姬渊平时里的对她不错,她领这个情,只是心里想着一个女人,平日里又对另外一个女人好是什么意思吗?
喜欢了就是喜欢了,不喜欢也没人强求他,不觉得这样很虚伪吗?
现在倒成了她莫名其妙了,她哪里莫名其妙了?这是正常人的思维行不行,若是说宫里的那些女人,哪一个正常了?
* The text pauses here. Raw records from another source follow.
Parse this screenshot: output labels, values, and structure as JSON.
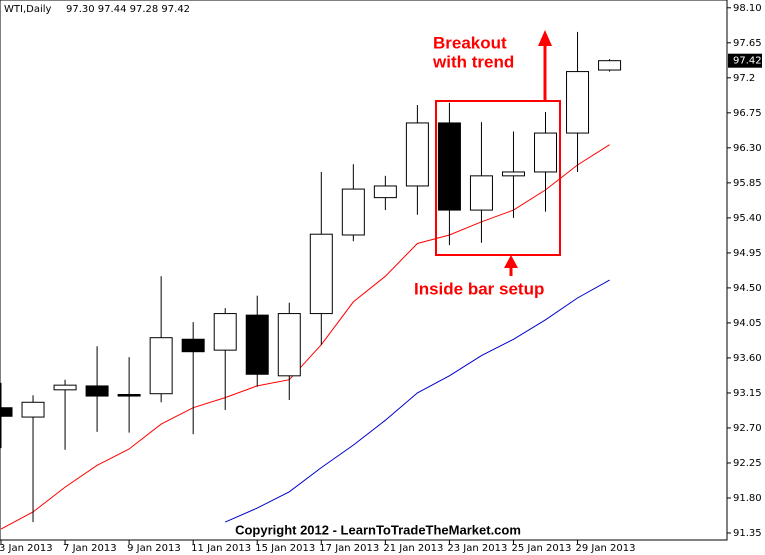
{
  "chart_data": {
    "type": "candlestick",
    "title": "WTI,Daily",
    "ohlc_label": "97.30 97.44 97.28 97.42",
    "categories": [
      "3 Jan 2013",
      null,
      "7 Jan 2013",
      null,
      "9 Jan 2013",
      null,
      "11 Jan 2013",
      null,
      "15 Jan 2013",
      null,
      "17 Jan 2013",
      null,
      "21 Jan 2013",
      null,
      "23 Jan 2013",
      null,
      "25 Jan 2013",
      null,
      "29 Jan 2013",
      null
    ],
    "open": [
      92.96,
      92.84,
      93.19,
      93.24,
      93.13,
      93.14,
      93.84,
      93.7,
      94.15,
      93.37,
      94.17,
      95.18,
      95.66,
      95.81,
      96.62,
      95.5,
      95.94,
      95.99,
      96.49,
      97.3
    ],
    "high": [
      93.28,
      93.12,
      93.32,
      93.75,
      93.61,
      94.65,
      94.06,
      94.24,
      94.4,
      94.31,
      95.99,
      96.09,
      95.94,
      96.85,
      96.88,
      96.63,
      96.51,
      96.76,
      97.79,
      97.44
    ],
    "low": [
      92.44,
      91.49,
      92.42,
      92.65,
      92.64,
      93.03,
      92.62,
      92.93,
      93.23,
      93.06,
      93.77,
      95.1,
      95.5,
      95.44,
      95.05,
      95.08,
      95.4,
      95.48,
      95.99,
      97.28
    ],
    "close": [
      92.85,
      93.03,
      93.25,
      93.11,
      93.11,
      93.86,
      93.68,
      94.17,
      93.39,
      94.17,
      95.19,
      95.77,
      95.81,
      96.62,
      95.5,
      95.94,
      95.99,
      96.49,
      97.28,
      97.42
    ],
    "up_color": "#ffffff",
    "down_color": "#000000",
    "overlays": [
      {
        "color": "#ff0000",
        "values": [
          91.4,
          91.62,
          91.94,
          92.22,
          92.43,
          92.75,
          92.96,
          93.09,
          93.24,
          93.32,
          93.77,
          94.32,
          94.65,
          95.07,
          95.18,
          95.35,
          95.5,
          95.76,
          96.08,
          96.34
        ]
      },
      {
        "color": "#0000cc",
        "values": [
          null,
          null,
          null,
          null,
          null,
          null,
          null,
          91.49,
          91.67,
          91.88,
          92.19,
          92.48,
          92.8,
          93.15,
          93.37,
          93.63,
          93.84,
          94.09,
          94.37,
          94.6
        ]
      }
    ],
    "ylim": [
      91.26,
      98.2
    ],
    "yticks": [
      {
        "value": 98.1,
        "label": "98.10"
      },
      97.65,
      97.2,
      96.75,
      {
        "value": 96.3,
        "label": "96.30"
      },
      95.85,
      {
        "value": 95.4,
        "label": "95.40"
      },
      94.95,
      {
        "value": 94.5,
        "label": "94.50"
      },
      94.05,
      {
        "value": 93.6,
        "label": "93.60"
      },
      93.15,
      {
        "value": 92.7,
        "label": "92.70"
      },
      92.25,
      {
        "value": 91.8,
        "label": "91.80"
      },
      91.35
    ],
    "last_price": 97.42,
    "breakout_label": [
      "Breakout",
      "with trend"
    ],
    "setup_label": "Inside bar setup",
    "copyright": "Copyright 2012 - LearnToTradeTheMarket.com"
  }
}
夏真看着自家小姐一脸气鼓鼓的却什么都不说,当下也不敢说什么了。
澹台子鱼想了一会儿直接站起来往外走。
“小姐要去哪儿。”夏真慌忙跟上。
“去飞羽院。”澹台子鱼头都不回。
她觉得去看看孟青曼会让她心里好一点,看到孟青曼就感觉看到了姬渊头上那隐形的草原。
“都这个时间了小姐去飞羽院干嘛?”夏真觉得小姐怪怪的。
“吃饭,不行啊。”澹台子鱼回头说着继续走,谁知直接撞到秦洛身上了。
秦洛扶着她往后退了一步:“你怎么不看路?”
“我又不是螳螂,怎么可能哪个方向都看的清楚。”澹台子鱼现在简直就是一个火药桶。
“这和螳螂有什么关系?”秦洛不能理解了。
澹台子鱼吐了一口气也不解释:“你去哪儿了?”
“打听一下博古院和飞羽院的情况啊。”秦洛一脸兴奋:“哎,你真把琴音惑心的给解了?你说以后你要是用那催眠想控制谁就可以控制谁了?”
“你脑子没长歪吧,这种异想天开的事情都能想到。”澹台子鱼取笑到。
“难道不成?”
“找你这么说,是不是一个催眠大师只有催眠了各国首脑就可以通知全世界了?”
“难道不是吗?”秦洛耸肩,那是一脸无辜。